The Philosophy of Disgrace Read online

Page 27


  Ratcliffe sighed, and rubbed his hands over his face. ‘Aaaagh! This bloody case is driving me mad! I’ve just spent god knows how long listening to a complete fairy tale in there!’

  ‘Don’t worry about it, I’ve read the file. You have enough forensic evidence to see her away for life; she can say what she likes. She’s got no brief, she’s off her rocker, and she doesn’t stand a chance in court.’ Haddon said reassuringly.

  ‘Yeah, but I still have to find a suspect for the fire and Stella Baxter’s murder.’

  ‘And you think it’s a little old lady? According to this Delia Jones is 77 years old.’ Haddon said handing Ratcliffe the file.

  ‘And Harold Shipman was a GP’ Ratcliffe said quietly, fishing his phone out of his pocket to phone Angela and let her off the hook. He figured he’d better start looking for alternative accommodation pretty soon, because she was going to be really pissed off with him after this.

  CHAPTER EIGHTEEN

  Charlie let Amy and Diana have first dibs on the bathroom, by the time he had had his turn Amy had disappeared into her room to sleep off the long night, and Diana was tidying his kitchen.

  ‘Feel better?’ she asked, handing him a cup of tea. ‘You look better.’

  Physically he felt cleaner, he had had better days with his body, which was shot with accumulated exhaustion. Mentally he felt like he had been abducted by aliens and dropped into some surreal parallel universe.

  ‘You should get some sleep.’ Diana said.

  ‘I should do a lot of things.’

  He wandered through to the lounge and sat down on the sofa, easing his aching limbs into its softness, and groaned. ‘I should go back soon, see if there’s any progress.’

  ‘You should get some rest, or you’ll be no good to man nor beast! They’ll phone if there’s any change.’ Diana told him. There was no doubt in her mind that Rachel would recover, there was every concern in her mind about what would happen next. It seemed impossible that Rachel could stay on with Charlie and Amy, resume a life that had barely started, yet it was equally difficult to imagine that she could just go back to London and carry on the life, no, existence, that she had there.
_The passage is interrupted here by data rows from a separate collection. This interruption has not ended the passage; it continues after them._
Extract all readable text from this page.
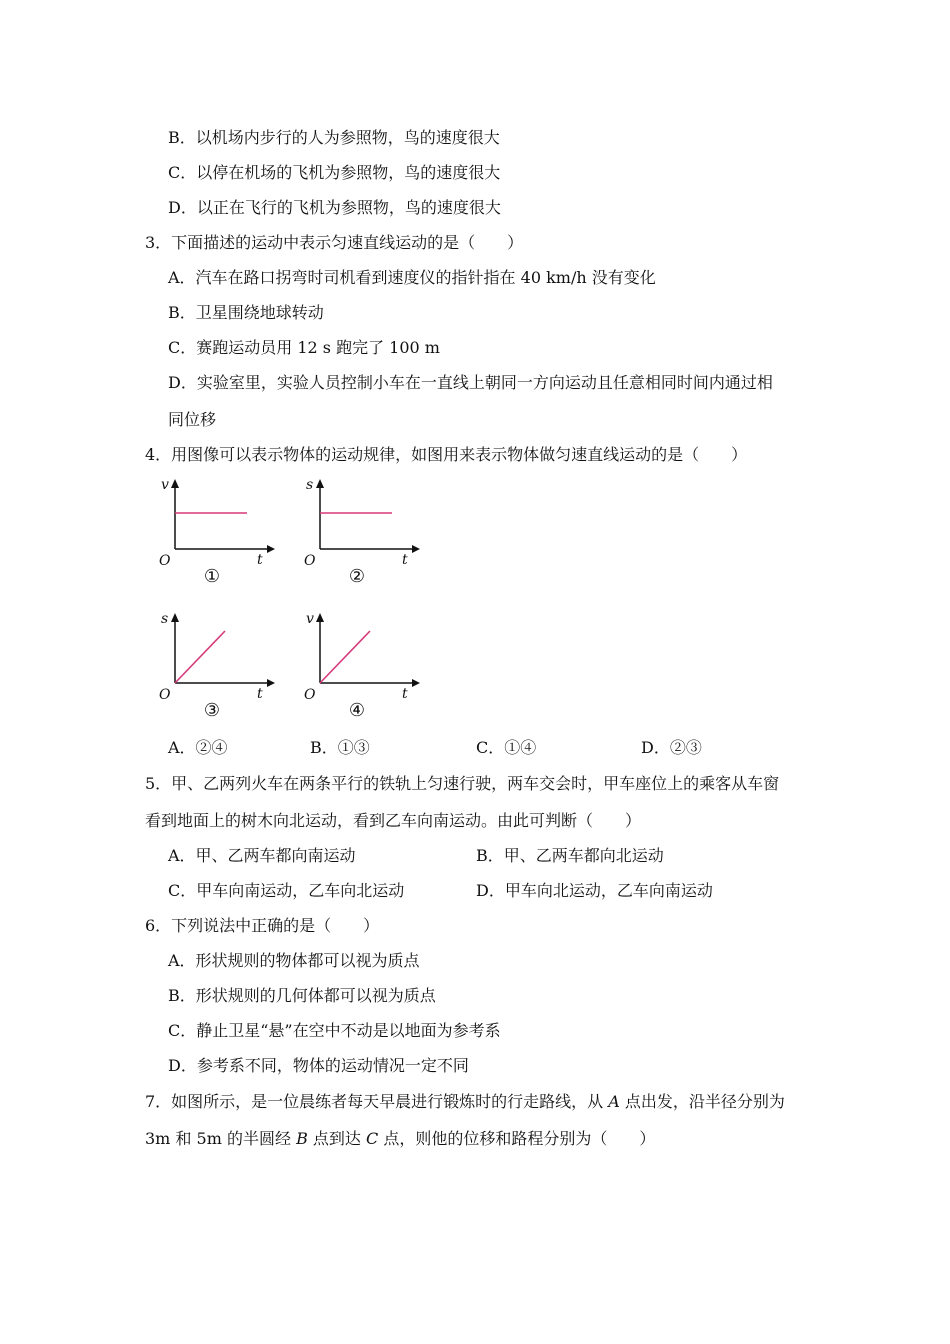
B．以机场内步行的人为参照物，鸟的速度很大
C．以停在机场的飞机为参照物，鸟的速度很大
D．以正在飞行的飞机为参照物，鸟的速度很大
3．下面描述的运动中表示匀速直线运动的是（　　）
A．汽车在路口拐弯时司机看到速度仪的指针指在 40 km/h 没有变化
B．卫星围绕地球转动
C．赛跑运动员用 12 s 跑完了 100 m
D．实验室里，实验人员控制小车在一直线上朝同一方向运动且任意相同时间内通过相
同位移
4．用图像可以表示物体的运动规律，如图用来表示物体做匀速直线运动的是（　　）
v
t
O
①
s
t
O
②
s
t
O
③
v
t
O
④
A．②④	B．①③	C．①④	D．②③
5．甲、乙两列火车在两条平行的铁轨上匀速行驶，两车交会时，甲车座位上的乘客从车窗
看到地面上的树木向北运动，看到乙车向南运动。由此可判断（　　）
A．甲、乙两车都向南运动	B．甲、乙两车都向北运动
C．甲车向南运动，乙车向北运动	D．甲车向北运动，乙车向南运动
6．下列说法中正确的是（　　）
A．形状规则的物体都可以视为质点
B．形状规则的几何体都可以视为质点
C．静止卫星“悬”在空中不动是以地面为参考系
D．参考系不同，物体的运动情况一定不同
7．如图所示，是一位晨练者每天早晨进行锻炼时的行走路线，从 A 点出发，沿半径分别为
3m 和 5m 的半圆经 B 点到达 C 点，则他的位移和路程分别为（　　）
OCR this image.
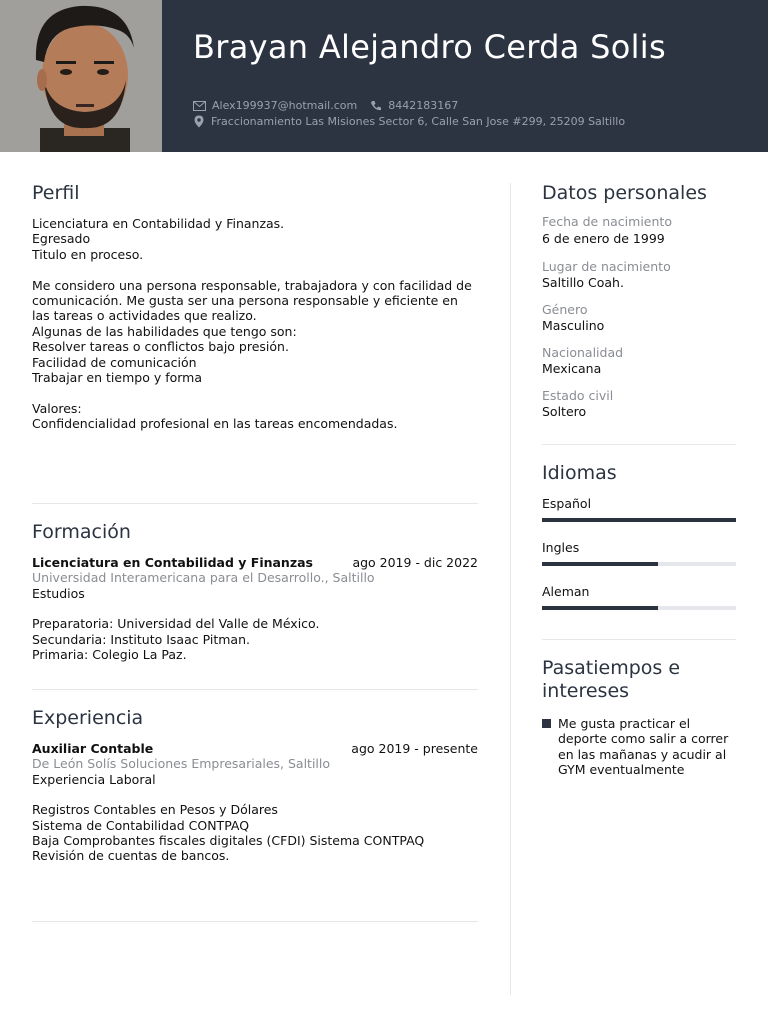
Brayan Alejandro Cerda Solis
Alex199937@hotmail.com	8442183167
Fraccionamiento Las Misiones Sector 6, Calle San Jose #299, 25209 Saltillo
Perfil
Licenciatura en Contabilidad y Finanzas.
Egresado
Titulo en proceso.

Me considero una persona responsable, trabajadora y con facilidad de comunicación. Me gusta ser una persona responsable y eficiente en las tareas o actividades que realizo.
Algunas de las habilidades que tengo son:
Resolver tareas o conflictos bajo presión.
Facilidad de comunicación
Trabajar en tiempo y forma

Valores:
Confidencialidad profesional en las tareas encomendadas.
Formación
Licenciatura en Contabilidad y Finanzas	ago 2019 - dic 2022
Universidad Interamericana para el Desarrollo., Saltillo
Estudios
Preparatoria: Universidad del Valle de México.
Secundaria: Instituto Isaac Pitman.
Primaria: Colegio La Paz.
Experiencia
Auxiliar Contable	ago 2019 - presente
De León Solís Soluciones Empresariales, Saltillo
Experiencia Laboral
Registros Contables en Pesos y Dólares
Sistema de Contabilidad CONTPAQ
Baja Comprobantes fiscales digitales (CFDI) Sistema CONTPAQ
Revisión de cuentas de bancos.
Datos personales
Fecha de nacimiento
6 de enero de 1999
Lugar de nacimiento
Saltillo Coah.
Género
Masculino
Nacionalidad
Mexicana
Estado civil
Soltero
Idiomas
Español
Ingles
Aleman
Pasatiempos e intereses
Me gusta practicar el deporte como salir a correr en las mañanas y acudir al GYM eventualmente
Whatever line had been drawn in the past had been overstepped now. There was no going back either way. Diana’s concern was whether any of them were ready for what might come next. ‘What happens when she gets better, what’s next?’

  ‘If she gets better.’ Charlie said with a degree of resignation that surprised Diana.

  ‘You don’t think she will?’

  ‘I don’t think she wants to. Why would she?’

  ‘For Amy, if nothing else. Maybe even for you’.

  Charlie shook his head. ‘I don’t know, I can’t think about it. I thought things might change when she knew the truth, but I just can’t picture a resolution, I can’t see a happy ending. None of us are in control of this anymore; it’s like watching a train crash in slow motion. More and more crap keeps happening, things coming back to haunt us, to haunt her. It’s not done yet. There will be more. How can she find a way out of it, even if she does get better?’ His voice had risen with every sentence, illustrating the escalation of events that had left him feeling utterly hopeless. ‘Please don’t tell me that time heals, and that love conquers all. I’m sure those things are true, but not for us. Time keeps throwing up more and more crap. Time is closing the gaps between events, not widening them. As for love, we might feel it, I feel it, but none of us know how to do it, not one of us knows how to conduct ourselves as loving people. Look at us, we haven’t got a clue!’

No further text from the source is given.